The result: Expanding aquatic dead zones and shrinking shellfish harvests. The collapse of vegetation like eelgrass, a buffer against worsening storms. In the ponds, water too dangerous to touch. And a smell that Ms. Fisher characterizes, charitably, as “earthy.”

Together, the changes threaten the natural features that define Cape Cod and have made it a cherished destination for generations.

Ms. Fisher with fistfuls of mussels retrieved from the river’s bottom that died from lack of oxygen.
A neighborhood in Mashpee.
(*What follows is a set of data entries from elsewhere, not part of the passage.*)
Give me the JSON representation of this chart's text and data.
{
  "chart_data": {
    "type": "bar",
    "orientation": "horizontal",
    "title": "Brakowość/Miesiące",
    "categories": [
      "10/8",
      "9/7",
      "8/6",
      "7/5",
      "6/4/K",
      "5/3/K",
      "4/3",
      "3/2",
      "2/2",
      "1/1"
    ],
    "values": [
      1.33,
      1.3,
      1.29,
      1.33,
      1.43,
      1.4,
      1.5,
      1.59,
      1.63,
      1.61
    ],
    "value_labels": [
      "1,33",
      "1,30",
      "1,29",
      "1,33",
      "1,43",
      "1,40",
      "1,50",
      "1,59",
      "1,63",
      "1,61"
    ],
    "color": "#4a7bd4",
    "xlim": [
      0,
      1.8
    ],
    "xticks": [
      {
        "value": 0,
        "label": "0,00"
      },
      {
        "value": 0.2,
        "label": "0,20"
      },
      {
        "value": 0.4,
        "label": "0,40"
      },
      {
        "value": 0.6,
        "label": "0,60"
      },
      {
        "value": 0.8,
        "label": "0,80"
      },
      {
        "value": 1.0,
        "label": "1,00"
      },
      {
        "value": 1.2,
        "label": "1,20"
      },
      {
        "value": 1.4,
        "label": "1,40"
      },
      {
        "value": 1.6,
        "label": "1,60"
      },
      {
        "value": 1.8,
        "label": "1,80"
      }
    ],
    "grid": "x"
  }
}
Development has increased the amount of nitrogen and phosphorous discharged into rivers, ponds and bays.

In response, and after several lawsuits filed by environmentalists, Massachusetts has proposed requiring Cape communities to fix the problem within 20 years, through a mix of upgrading the septic tanks used by homes that aren’t connected to city sewer systems, and by building new networks of public sewer lines.

Local officials say the plan would run into the billions of dollars and push housing costs beyond the means of many residents.

“It is physically, financially and logistically impossible for us to meet that standard,” Robert Whritenour, town administrator of Yarmouth, one of the largest towns on the Cape, told state officials during a December public hearing in Hyannis. “It’s simply unfair.”